Oh yes….if you are actually reading this on the net you may have guessed that all the media horror stories that net neutrality would kill the Internet were, um, bunk.
And right here at NewsBusters Julia A. Seymour couldn’t help but note the media’s craziness over the Trump tax cuts: “Media Bash Trump’s ‘Hollow’ Tax Cuts ‘Backfiring On Wall Street.”
Wrote Julia:
“The February 2018 stock market correction was painful to watch, but the news media exaggerated the situation — piling on panic and blame with descriptions like “crash” and “freefall” — after ignoring most previous records.”
She detailed the media anxiety flowing from venues like - shocker! - The New York Times, The Washington Post, The Los Angeles Times and ABC World News Tonight, among others.
So what do we have here? What do the very different topics of a press conference with Vladimir Putin, the US withdrawal from the Paris Climate Accords, net neutrality and tax cuts have in common that they would all generate such reflexive hysteria in the media?
Your one guess is correct: Donald Trump.
While all of this reflexive hysteria can and does amuse, in one sense it simply isn’t funny at all. Every child learns somewhere the Aesop Fable of the boy who cried wolf. Wikipedia boils the fable down to this description:
“The tale concerns a shepherd boy who repeatedly tricks nearby villagers into thinking wolves are attacking his flock. When a wolf actually does appear and the boy again calls for help, the villagers believe that it is another false alarm and the sheep are eaten by the wolf.”
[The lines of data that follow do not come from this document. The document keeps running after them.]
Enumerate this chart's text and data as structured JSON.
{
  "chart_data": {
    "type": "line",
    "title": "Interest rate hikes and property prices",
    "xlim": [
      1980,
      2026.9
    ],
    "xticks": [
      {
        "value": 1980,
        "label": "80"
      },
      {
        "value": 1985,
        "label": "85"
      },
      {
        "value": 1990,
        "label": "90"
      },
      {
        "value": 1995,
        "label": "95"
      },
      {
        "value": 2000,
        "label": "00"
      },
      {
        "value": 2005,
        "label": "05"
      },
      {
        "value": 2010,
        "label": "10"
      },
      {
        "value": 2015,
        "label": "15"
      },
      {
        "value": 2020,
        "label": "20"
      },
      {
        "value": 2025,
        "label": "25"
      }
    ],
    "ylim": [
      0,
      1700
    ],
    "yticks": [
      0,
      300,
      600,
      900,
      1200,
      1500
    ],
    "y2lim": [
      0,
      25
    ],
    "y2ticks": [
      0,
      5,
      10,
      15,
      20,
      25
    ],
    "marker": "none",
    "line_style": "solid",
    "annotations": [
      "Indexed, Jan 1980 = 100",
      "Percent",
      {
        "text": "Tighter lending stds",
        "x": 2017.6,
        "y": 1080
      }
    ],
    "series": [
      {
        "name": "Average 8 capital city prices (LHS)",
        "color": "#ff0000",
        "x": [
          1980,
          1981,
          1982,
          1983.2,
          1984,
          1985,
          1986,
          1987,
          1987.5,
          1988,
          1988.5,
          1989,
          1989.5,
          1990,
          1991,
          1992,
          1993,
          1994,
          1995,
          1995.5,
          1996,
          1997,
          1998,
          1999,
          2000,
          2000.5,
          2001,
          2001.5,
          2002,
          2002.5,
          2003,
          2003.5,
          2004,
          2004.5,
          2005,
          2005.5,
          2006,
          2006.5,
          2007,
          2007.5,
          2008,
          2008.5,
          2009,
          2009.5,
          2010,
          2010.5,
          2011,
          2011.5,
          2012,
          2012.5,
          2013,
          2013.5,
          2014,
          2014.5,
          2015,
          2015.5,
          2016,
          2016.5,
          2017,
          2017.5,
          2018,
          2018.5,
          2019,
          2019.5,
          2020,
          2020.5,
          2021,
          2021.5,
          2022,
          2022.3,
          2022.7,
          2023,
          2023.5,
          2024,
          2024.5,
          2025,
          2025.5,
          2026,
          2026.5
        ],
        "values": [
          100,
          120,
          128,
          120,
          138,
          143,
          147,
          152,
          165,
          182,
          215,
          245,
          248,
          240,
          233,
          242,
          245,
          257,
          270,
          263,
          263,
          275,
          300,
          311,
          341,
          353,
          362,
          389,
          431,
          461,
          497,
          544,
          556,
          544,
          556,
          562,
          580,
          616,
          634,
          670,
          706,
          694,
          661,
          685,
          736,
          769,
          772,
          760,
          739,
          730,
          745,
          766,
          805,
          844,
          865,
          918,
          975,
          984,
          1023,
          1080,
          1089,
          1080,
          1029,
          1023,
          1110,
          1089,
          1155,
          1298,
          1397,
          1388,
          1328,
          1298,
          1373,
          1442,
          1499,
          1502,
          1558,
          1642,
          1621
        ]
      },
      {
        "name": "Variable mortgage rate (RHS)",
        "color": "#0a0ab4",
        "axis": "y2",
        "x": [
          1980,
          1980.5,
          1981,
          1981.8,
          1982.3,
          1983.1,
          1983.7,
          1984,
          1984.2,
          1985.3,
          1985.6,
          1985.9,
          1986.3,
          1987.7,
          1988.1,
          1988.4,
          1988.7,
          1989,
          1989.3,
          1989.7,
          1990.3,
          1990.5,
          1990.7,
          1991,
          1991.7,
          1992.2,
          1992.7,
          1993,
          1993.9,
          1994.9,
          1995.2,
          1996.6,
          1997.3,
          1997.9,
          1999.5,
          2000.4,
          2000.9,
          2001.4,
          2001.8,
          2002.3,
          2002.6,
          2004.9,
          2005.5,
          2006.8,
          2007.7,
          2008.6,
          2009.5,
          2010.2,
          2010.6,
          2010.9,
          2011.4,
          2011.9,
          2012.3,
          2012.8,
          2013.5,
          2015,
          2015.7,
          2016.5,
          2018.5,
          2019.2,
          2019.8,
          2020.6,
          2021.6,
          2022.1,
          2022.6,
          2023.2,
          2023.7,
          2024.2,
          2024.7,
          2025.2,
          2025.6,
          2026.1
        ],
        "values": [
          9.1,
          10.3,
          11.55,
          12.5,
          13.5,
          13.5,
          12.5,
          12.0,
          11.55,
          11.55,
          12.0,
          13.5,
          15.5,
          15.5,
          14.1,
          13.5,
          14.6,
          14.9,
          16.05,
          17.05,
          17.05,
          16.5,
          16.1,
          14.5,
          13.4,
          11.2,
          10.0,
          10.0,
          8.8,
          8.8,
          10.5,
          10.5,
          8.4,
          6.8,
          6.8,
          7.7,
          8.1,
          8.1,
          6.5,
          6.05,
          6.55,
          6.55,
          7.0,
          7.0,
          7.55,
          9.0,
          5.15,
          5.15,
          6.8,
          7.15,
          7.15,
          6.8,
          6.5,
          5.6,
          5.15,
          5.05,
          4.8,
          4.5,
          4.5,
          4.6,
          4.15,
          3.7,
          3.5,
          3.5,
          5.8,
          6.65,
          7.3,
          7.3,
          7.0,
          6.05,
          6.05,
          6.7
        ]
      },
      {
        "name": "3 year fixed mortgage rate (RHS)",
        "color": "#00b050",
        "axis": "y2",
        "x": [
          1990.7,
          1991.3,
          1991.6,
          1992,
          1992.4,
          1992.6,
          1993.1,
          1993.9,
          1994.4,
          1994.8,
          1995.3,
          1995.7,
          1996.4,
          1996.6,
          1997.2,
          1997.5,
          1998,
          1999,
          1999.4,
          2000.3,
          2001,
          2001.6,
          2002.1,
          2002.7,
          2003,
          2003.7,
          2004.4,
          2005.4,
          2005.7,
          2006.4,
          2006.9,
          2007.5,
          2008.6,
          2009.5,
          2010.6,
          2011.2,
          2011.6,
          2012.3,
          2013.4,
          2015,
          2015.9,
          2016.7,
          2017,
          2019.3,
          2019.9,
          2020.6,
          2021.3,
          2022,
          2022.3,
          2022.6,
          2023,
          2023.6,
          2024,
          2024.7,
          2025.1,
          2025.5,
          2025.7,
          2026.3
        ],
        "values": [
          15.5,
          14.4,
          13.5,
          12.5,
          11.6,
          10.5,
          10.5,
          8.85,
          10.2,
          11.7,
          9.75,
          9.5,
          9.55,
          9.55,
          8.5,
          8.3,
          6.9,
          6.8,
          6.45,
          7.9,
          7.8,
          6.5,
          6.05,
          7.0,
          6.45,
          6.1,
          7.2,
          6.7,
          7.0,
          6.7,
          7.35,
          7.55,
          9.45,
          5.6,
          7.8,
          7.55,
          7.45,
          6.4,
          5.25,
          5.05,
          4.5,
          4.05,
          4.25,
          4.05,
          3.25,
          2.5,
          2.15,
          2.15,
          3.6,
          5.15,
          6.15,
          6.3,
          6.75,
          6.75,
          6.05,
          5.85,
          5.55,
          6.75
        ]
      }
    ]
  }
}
This problem is, in one sense, already manifesting itself in all those stories about CNN’s amazing ratings slide, as noted here or any number of places. A diet of hysterical “Stormy Daniels! Stormy Daniels!” coverage is precisely the kind of thing that causes millions of Americans to roll their eyes - and tune out.
One gets the fact that the media hates Trump. But this should never preclude media outlets from doing their job of presenting news in a hard,serious, non-hysterical fashion. Instead of doing so with a hysteria that at bottom is really designed to zing the President over Topic A, B or C…or X, Y and Z.
But unfortunately what we have today is a media that cries wolf - and it isn’t good.